Popped open a Cisco 2500-series router yesterday and attached loads of probes to the memory DIMM, in the hope that I could turn CPU caching off and use it to observe malloc() and free() calls natively. Ignoring the 'oh crap' moment where I miswired one of the GND pins to VCC (and melted one of my test clips), I suddenly realised that it's pretty much impossible to pick out genuine DRAM access from the DRAM refresh cycles (Which I'd somehow forgotten about). It'd be a better idea, I think, to probe directly at the host CPU, but it's a QFP (CQFP to be exact) and the pins are too closely spaced for my test probes. I don't have a test clip for QFP-132, and they are fairly expensive, so perhaps I should trace out the board it's on and attach probes to test points or even the DRAM controller, if it's not also QFP. Does anyone know much about the M68K (68030 to be exact?) AFAICT there's no hardware debug support (am I right?) unless you get an ICE, and msot people debug via a GDB target (trivia for today: the production IOS has a minimal GDB stub!)

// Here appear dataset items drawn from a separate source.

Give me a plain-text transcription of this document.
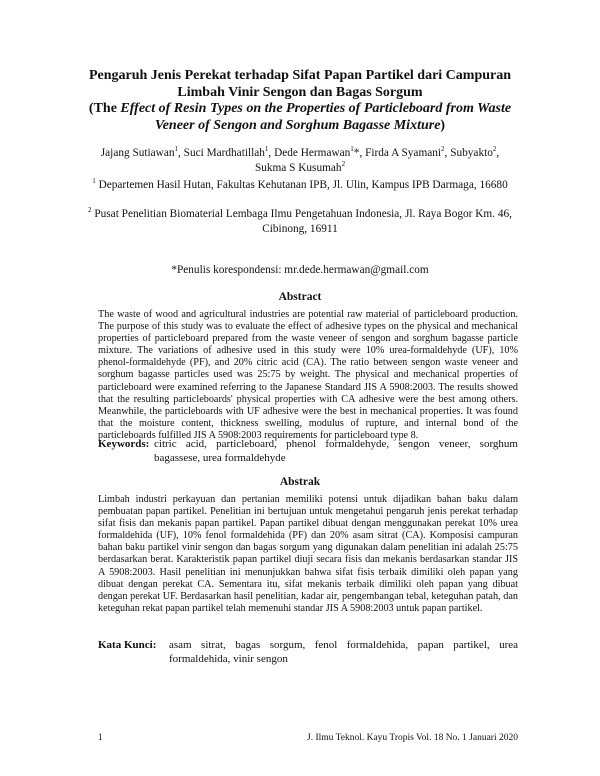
Pengaruh Jenis Perekat terhadap Sifat Papan Partikel dari Campuran
Limbah Vinir Sengon dan Bagas Sorgum
(The Effect of Resin Types on the Properties of Particleboard from Waste Veneer of Sengon and Sorghum Bagasse Mixture)
Jajang Sutiawan$^1$, Suci Mardhatillah$^1$, Dede Hermawan$^1$*, Firda A Syamani$^2$, Subyakto$^2$,
Sukma S Kusumah$^2$
$^1$ Departemen Hasil Hutan, Fakultas Kehutanan IPB, Jl. Ulin, Kampus IPB Darmaga, 16680
$^2$ Pusat Penelitian Biomaterial Lembaga Ilmu Pengetahuan Indonesia, Jl. Raya Bogor Km. 46, Cibinong, 16911
*Penulis korespondensi: mr.dede.hermawan@gmail.com
Abstract
The waste of wood and agricultural industries are potential raw material of particleboard production. The purpose of this study was to evaluate the effect of adhesive types on the physical and mechanical properties of particleboard prepared from the waste veneer of sengon and sorghum bagasse particle mixture. The variations of adhesive used in this study were 10% urea-formaldehyde (UF), 10% phenol-formaldehyde (PF), and 20% citric acid (CA). The ratio between sengon waste veneer and sorghum bagasse particles used was 25:75 by weight. The physical and mechanical properties of particleboard were examined referring to the Japanese Standard JIS A 5908:2003. The results showed that the resulting particleboards' physical properties with CA adhesive were the best among others. Meanwhile, the particleboards with UF adhesive were the best in mechanical properties. It was found that the moisture content, thickness swelling, modulus of rupture, and internal bond of the particleboards fulfilled JIS A 5908:2003 requirements for particleboard type 8.
Keywords: citric acid, particleboard, phenol formaldehyde, sengon veneer, sorghum bagassese, urea formaldehyde
Abstrak
Limbah industri perkayuan dan pertanian memiliki potensi untuk dijadikan bahan baku dalam pembuatan papan partikel. Penelitian ini bertujuan untuk mengetahui pengaruh jenis perekat terhadap sifat fisis dan mekanis papan partikel. Papan partikel dibuat dengan menggunakan perekat 10% urea formaldehida (UF), 10% fenol formaldehida (PF) dan 20% asam sitrat (CA). Komposisi campuran bahan baku partikel vinir sengon dan bagas sorgum yang digunakan dalam penelitian ini adalah 25:75 berdasarkan berat. Karakteristik papan partikel diuji secara fisis dan mekanis berdasarkan standar JIS A 5908:2003. Hasil penelitian ini menunjukkan bahwa sifat fisis terbaik dimiliki oleh papan yang dibuat dengan perekat CA. Sementara itu, sifat mekanis terbaik dimiliki oleh papan yang dibuat dengan perekat UF. Berdasarkan hasil penelitian, kadar air, pengembangan tebal, keteguhan patah, dan keteguhan rekat papan partikel telah memenuhi standar JIS A 5908:2003 untuk papan partikel.
Kata Kunci:	asam sitrat, bagas sorgum, fenol formaldehida, papan partikel, urea formaldehida, vinir sengon
1	J. Ilmu Teknol. Kayu Tropis Vol. 18 No. 1 Januari 2020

Work on the security scanner is slow but steady. A lot of time is taken up by me implementing what basically amounts to an x86 emulator on x86. Still can't work out why my 'ninja idea' won't work. I might try it later, but it's the kind of thing that'll only really be relevant once the project is at a much later point than it is now.

Security scanner minddump

Sun, 12 Jul 2009 20:51:15 GMT

Am sleepy but incredibly good. This is quite possibly the best way to be.

So, I promised some coherent explanation of the key parts of the security scanner last night! I've got this, which I've just scribbled now. It's not too clear, so don't be afraid to comment asking me for vital details I've forgotten about.

The heart of the scanner lies in constraint solving. Essentially, you take a given set of instructions and track how they affect memory/registers. For example, check out the following sequence:

1 : CALL someApiFunctionThatGetsDataToEAX
2 : PUSH EAX
3 : RET

From this we infer the following:

1 : At this point, EAX is 'anything'.
2 : At this point, memory location pointed to by ESP is 'anything'.
3 : At this point, EIP is 'anything'.

From 10,000 feet, that's all there is to it. You track what's going on, and examine for certain desirable conditions (eg, EIP is user-controlled).

Of course, there's a lot more to it than this. You'll notice my caveat 'at this point' in the above sequence. I'm not going to dwell of the simple stuff like that; I'm just going to dive straight in to the non-obvious bits.

I use an external constraint solver, CVC3, to do the 'maths magic' for me. It can tell me if things are 'satisfiable', for example:

a = 13 ; b = 12 is satisfiable, but
a = 13 ; a = 12 is not, as 'a' cannot be both 12 and 13.

It can also simplify equations down - eg, "A XOR B XOR B XOR 10" becomes "A XOR 10".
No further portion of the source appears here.